НЕОЖИДАННЫЙ ПОВОРОТ СОБЫТИЙ

 

Прошло несколько дней. В ЦГАЛИ опять многолюд­но. В вестибюле докуривают, обмениваются рукопожатия­ми, вежливо уступают — кому первому войти в двери зала. В зале расспросы, приветы, шутки, тут же, на ходу, обсуждение важных дел:

— ...на конференцию в Харьков...

— ...ставьте вопрос — мы поддержим...

— ...продавалась в Академкниге...

— ...почерк очень сомнительный...

— ...такие уже не носят...

Звонок. Начальник архива, упираясь ладонями в стол, объявляет:

— На повестке — отчет отдела комплектования о по­ступлениях последнего времени. Докладчик — товарищ Красовский. Юрий Алексанч, прошу...

К трибуне быстро и бодро идет, приосанившись, сред­них лет человек с внешностью декабриста: серьезное, благодушное выражение лица, бачки, в черной оправе очки.

Говорит интересно и обстоятельно, перечисляет новые рукописи, часть которых в научный оборот или входит, или уже вошла.
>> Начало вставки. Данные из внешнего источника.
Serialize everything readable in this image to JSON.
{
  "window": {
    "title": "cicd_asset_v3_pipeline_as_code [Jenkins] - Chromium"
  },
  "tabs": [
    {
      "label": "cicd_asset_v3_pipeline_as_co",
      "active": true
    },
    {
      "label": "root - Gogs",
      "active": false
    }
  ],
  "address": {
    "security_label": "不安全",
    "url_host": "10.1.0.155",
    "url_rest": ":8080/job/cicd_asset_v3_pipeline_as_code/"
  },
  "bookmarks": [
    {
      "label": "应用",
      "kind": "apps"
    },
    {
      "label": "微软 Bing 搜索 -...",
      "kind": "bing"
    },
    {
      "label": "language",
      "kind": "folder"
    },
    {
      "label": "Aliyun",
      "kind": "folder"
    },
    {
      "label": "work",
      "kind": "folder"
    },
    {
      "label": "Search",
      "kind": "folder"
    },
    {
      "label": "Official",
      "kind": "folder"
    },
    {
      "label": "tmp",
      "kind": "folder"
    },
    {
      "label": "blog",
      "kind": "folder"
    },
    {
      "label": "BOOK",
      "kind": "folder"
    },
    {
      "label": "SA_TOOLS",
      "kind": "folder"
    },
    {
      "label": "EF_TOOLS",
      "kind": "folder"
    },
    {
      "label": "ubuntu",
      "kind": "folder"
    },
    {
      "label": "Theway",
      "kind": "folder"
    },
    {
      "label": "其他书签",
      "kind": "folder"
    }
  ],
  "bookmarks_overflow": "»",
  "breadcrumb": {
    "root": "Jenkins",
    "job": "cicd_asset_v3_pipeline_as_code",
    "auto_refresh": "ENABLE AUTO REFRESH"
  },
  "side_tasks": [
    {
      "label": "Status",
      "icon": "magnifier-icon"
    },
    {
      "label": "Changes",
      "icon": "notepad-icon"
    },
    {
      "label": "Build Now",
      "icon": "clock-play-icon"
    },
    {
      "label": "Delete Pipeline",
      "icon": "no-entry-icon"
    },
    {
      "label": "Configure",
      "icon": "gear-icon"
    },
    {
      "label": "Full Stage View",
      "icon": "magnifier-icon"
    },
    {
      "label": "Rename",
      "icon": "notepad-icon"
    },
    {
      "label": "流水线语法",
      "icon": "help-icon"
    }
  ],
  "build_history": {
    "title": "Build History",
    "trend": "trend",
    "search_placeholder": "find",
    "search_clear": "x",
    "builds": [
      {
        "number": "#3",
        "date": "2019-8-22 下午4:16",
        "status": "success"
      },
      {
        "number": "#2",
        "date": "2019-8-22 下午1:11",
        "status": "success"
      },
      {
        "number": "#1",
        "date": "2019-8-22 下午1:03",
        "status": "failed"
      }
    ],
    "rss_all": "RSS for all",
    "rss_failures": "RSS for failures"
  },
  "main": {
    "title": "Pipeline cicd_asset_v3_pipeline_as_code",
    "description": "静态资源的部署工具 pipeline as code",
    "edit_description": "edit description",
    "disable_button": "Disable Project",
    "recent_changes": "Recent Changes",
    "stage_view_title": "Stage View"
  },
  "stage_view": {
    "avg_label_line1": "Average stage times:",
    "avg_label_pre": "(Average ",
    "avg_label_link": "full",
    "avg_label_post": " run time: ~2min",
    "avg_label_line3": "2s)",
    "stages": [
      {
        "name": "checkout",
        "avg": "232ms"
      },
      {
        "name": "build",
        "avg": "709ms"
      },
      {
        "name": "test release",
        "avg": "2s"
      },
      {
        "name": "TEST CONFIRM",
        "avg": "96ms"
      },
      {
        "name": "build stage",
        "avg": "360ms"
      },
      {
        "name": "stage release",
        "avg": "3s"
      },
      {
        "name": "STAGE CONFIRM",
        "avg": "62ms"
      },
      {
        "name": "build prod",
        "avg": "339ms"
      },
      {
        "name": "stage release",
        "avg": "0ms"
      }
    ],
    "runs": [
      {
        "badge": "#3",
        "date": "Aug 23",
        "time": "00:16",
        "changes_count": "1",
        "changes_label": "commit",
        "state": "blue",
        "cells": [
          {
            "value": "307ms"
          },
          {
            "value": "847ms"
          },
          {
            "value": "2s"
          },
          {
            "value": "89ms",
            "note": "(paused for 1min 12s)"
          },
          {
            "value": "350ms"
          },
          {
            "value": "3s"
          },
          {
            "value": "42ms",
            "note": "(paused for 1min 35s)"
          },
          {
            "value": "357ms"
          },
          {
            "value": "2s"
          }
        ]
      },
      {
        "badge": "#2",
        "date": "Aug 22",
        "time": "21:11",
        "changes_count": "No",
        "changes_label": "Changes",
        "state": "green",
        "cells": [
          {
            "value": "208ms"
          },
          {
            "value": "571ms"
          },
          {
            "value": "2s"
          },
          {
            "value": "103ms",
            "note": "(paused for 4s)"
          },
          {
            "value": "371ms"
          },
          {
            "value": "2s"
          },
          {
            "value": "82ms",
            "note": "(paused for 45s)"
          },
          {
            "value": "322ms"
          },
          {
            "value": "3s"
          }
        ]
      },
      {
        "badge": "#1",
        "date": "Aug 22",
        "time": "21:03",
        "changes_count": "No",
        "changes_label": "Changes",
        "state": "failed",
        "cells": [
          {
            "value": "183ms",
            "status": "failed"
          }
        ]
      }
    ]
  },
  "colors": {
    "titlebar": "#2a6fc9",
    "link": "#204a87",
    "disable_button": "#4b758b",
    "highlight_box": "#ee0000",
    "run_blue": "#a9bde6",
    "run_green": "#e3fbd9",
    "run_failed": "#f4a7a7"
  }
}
Но о бурцевских материалах — ни слова.

Наклоняюсь к уху начальника:

— Почему он про бурцевские не говорит?

— Да за них еще не заплачено...

— А вы что, хотите от них отказаться?

— Ни в коем случае! Какой может быть разговор!

— Тогда я скажу о них.

— Дело ваше... Может быть, в следующий раз, когда все будет оформлено?

Но какое отношение имеет бухгалтерский документ к самому факту архивной находки? И когда начинается об­суждение доклада, беру слово и объявляю о том, что обна­ружилось в актюбинском чемодане.

Не успел кончить — из зала идут записки; поднимает­ся Василий Александрович Киселев — профессор, музы­ковед, один из деятельнейших работников Музея музы­кальной культуры.

— Простите,— обращается он ко мне,— кому адресо­ваны письма Чайковского, обнаруженные в этой коллек­ции?

— Два из них,— отвечаю,— обращены к какому-то Павлу Леонтьевичу и относятся к 1892 году, другие...

— Спасибо! А письма композитора Львова?

— Письма Львова, мне помнится, адресованы певице Бартеневой.

— О, это важные сведения! Вам, вероятно, будет интересно узнать, что в Астраханской картинной галерее имеются письма Чайковского к тому же Павлу Леонтьевичу (фамилия его Петерсон), а также неизвестные письма Михаила Ивановича Глинки, и— что в данном случае важно! — к той же певице Бартеневой. Очевидно, актюбинские и астраханские материалы как-то связаны между собой! Мне кажется, вам следует это проверить.

— Простите,— спрашиваю, в свою очередь я,— а как они попали в Астраханскую галерею, письма, о которых вы говорите?

— Мне объясняли,— отвечает Киселев,— только я уже точно не помню. По-моему, в Астрахани умер какой-то старик, родственники его не то погибли во время войны, не то куда-то уехали—словом, это поступило в Астрахан­ский музей в военное время и куплено чуть ли не на ба­заре.